Paula was angry when she heard. “No-one in the family knew about it, Brian hadn’t told them,” she recalls. “The offender was spoken to, though he wasn’t sacked. I think it would have been very different if Brian hadn’t had a learning disability.”   


Paula enjoyed an active social life through college, before marrying Paul – whom she had first met many years previously when he attended a dance at her all-girls secondary school as an “approved” escort.

“The nuns would bring in ‘vetted’ boys to dance with us, but Paul got in by accident,” she quips. “I then met him years later at a housewarming party and we hit it off.”

It didn’t take Paul long to prove himself to Paula’s parents. On the first night he arrived to meet them, he was taken with the rest of the family to the back shed, where he got to spend the next three hours bagging potatoes.

Paula had to overcome some concerns her future in-laws had about her disability. It wasn’t an easy process, but she got there. She and Paul now have a number of long-term foster children.

Brian’s social life, meanwhile, developed significantly after he joined Destined. “It really took him out of himself,” says Paula. “It’s been huge. Prior to Destined, his social life consisted largely of his family – and his music.”

Brian agrees. “Destined gets me out a lot. I go there a few of times a week – more even. I have the Irish class on a Monday, and would usually call in on a Tuesday and Wednesday – and we would sometimes go to the pictures on Friday night with Dermot or Catherine. Then there’s meetings here on Thursday. I’ve also done the Access to Citizenship programme recently, which was very interesting.
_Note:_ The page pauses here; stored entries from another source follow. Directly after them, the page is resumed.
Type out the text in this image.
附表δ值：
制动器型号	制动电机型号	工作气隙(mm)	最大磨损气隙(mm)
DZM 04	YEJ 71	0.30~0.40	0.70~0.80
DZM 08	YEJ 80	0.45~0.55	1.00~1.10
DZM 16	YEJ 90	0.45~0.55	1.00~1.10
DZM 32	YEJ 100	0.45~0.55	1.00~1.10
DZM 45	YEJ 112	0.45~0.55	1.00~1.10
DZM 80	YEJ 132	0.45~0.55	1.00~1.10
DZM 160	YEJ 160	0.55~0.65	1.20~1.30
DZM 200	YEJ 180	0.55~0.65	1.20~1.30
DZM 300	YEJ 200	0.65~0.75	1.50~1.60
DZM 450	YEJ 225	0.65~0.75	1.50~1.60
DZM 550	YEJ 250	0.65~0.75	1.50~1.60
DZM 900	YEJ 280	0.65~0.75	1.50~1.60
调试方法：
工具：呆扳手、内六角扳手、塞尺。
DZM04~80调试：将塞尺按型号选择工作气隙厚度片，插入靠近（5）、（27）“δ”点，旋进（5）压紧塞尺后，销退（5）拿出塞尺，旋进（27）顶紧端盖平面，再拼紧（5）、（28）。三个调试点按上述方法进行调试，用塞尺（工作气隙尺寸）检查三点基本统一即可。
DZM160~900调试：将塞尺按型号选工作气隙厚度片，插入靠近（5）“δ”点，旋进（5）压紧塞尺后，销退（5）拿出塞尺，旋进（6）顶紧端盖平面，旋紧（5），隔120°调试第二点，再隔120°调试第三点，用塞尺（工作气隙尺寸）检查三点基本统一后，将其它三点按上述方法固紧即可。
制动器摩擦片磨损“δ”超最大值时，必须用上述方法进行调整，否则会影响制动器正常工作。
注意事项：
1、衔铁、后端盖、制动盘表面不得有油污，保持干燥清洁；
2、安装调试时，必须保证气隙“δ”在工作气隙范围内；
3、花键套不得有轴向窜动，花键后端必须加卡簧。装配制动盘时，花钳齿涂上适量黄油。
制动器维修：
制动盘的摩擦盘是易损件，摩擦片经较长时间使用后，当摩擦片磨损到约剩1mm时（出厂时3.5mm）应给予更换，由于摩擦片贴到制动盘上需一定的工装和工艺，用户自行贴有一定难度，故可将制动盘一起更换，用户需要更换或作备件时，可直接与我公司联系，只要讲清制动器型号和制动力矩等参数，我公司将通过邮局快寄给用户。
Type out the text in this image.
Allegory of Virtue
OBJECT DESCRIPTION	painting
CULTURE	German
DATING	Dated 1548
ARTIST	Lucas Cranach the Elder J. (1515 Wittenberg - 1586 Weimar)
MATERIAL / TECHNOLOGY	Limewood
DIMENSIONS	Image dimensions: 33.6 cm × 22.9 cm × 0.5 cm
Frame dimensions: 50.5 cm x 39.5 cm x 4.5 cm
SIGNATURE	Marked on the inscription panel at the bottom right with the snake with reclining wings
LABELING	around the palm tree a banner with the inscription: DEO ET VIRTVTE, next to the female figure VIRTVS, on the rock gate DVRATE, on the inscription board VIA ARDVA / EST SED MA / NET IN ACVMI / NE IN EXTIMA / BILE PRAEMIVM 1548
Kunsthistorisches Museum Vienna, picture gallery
And we’d go to Derry City matches now and again with Terry McDevitt [Destined leader].”

Brian has taken part in several courses through Destined, his favourite being reflexology with Alexis. “It really helps you to relax,” he comments. “It’s very calming.” He also unwinds by listening to Irish music – everything from Paddy Reilly to the Pogues, and he has got a ticket to the Horslips reunion concert.

As yet he has no girlfriend or partner. “I’m happy to be single,” he says, “but I wouldn’t rule out meeting a girl in the future.”
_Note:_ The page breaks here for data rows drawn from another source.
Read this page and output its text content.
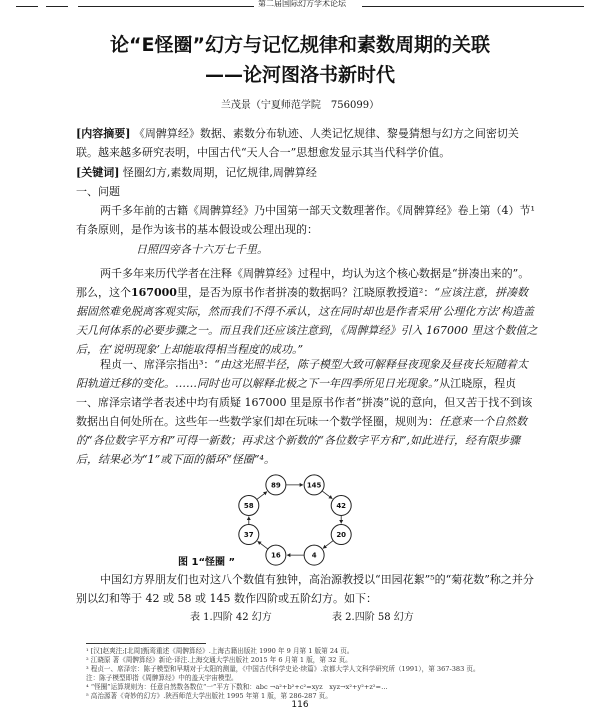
第二届国际幻方学术论坛
论“E怪圈”幻方与记忆规律和素数周期的关联
——论河图洛书新时代
兰茂景（宁夏师范学院　756099）
[内容摘要] 《周髀算经》数据、素数分布轨迹、人类记忆规律、黎曼猜想与幻方之间密切关联。越来越多研究表明，中国古代“天人合一”思想愈发显示其当代科学价值。
[关键词] 怪圈幻方,素数周期，记忆规律,周髀算经
一、问题
两千多年前的古籍《周髀算经》乃中国第一部天文数理著作。《周髀算经》卷上第（4）节¹有条原则，是作为该书的基本假设或公理出现的：
日照四旁各十六万七千里。
两千多年来历代学者在注释《周髀算经》过程中，均认为这个核心数据是“拼凑出来的”。 那么，这个167000里，是否为原书作者拼凑的数据吗？江晓原教授道²：“应该注意，拼凑数据固然难免脱离客观实际，然而我们不得不承认，这在同时却也是作者采用‘公理化方法’构造盖天几何体系的必要步骤之一。而且我们还应该注意到，《周髀算经》引入 167000 里这个数值之后，在‘说明现象’上却能取得相当程度的成功。”
程贞一、席泽宗指出³：“由这光照半径，陈子模型大致可解释昼夜现象及昼夜长短随着太阳轨道迁移的变化。……同时也可以解释北极之下一年四季所见日光现象。”从江晓原，程贞一、席泽宗诸学者表述中均有质疑 167000 里是原书作者“拼凑”说的意向，但又苦于找不到该数据出自何处所在。这些年一些数学家们却在玩味一个数学怪圈，规则为：任意来一个自然数的“各位数字平方和”可得一新数；再求这个新数的“各位数字平方和”,如此进行，经有限步骤后，结果必为“1”或下面的循环“怪圈”⁴。
89	145
42
20
4
16
37
58
图 1“怪圈 ”
中国幻方界朋友们也对这八个数值有独钟，高治源教授以“田园花絮”⁵的“菊花数”称之并分别以幻和等于 42 或 58 或 145 数作四阶或五阶幻方。如下：
表 1.四阶 42 幻方	表 2.四阶 58 幻方
¹ [汉]赵爽注;[北周]甄鸾重述《周髀算经》.上海古籍出版社 1990 年 9 月第 1 版第 24 页。
² 江晓原 著《周髀算经》新论·译注.上海交通大学出版社 2015 年 6 月第 1 版，第 32 页。
³ 程贞一、席泽宗：陈子模型和早期对于太阳的测量，《中国古代科学史论·续篇》.京都大学人文科学研究所（1991），第 367-383 页。
注：陈子模型即指《周髀算经》中的盖天宇宙模型。
⁴ “怪圈”运算规则为：任意自然数各数位“一”平方下数和：abc →a²+b²+c²=xyz　xyz→x²+y²+z²=…
⁵ 高治源著《奇妙的幻方》.陕西师范大学出版社 1995 年第 1 版，第 286-287 页。
116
Paula believes the situation for people with learning disabilities has improved significantly since she and Brian were children, but she’s concerned that there are still major gaps in the system.

“It’s so much better now,” she says, “but I still don’t think it’s right at those crucial times – school entry level, age 18 and when parents die.

“The positives are that we’re no longer putting people in institutions – and people go through the mainstream school system. Education is so much better. For example, if you’ve a disability you’re guaranteed a third level place in the South.

“Things start to fall apart after school or college. You still can’t get a job – Brian has been exploited regularly, never receiving a proper salary, despite his skills. The services aren’t joined up and are underfunded. And because of this, young people are left stuck at home.

“In the Republic, the Programme for Lifelong Learning, which would help people after 18, has stalled because of cutbacks. And there are blockages throughout the rehabilitation system – people can’t be released from acute hospitals because there’s no space for them in a rehab hospital, and people can’t be released from rehab hospitals as the HSE can fund their care packages in the community.”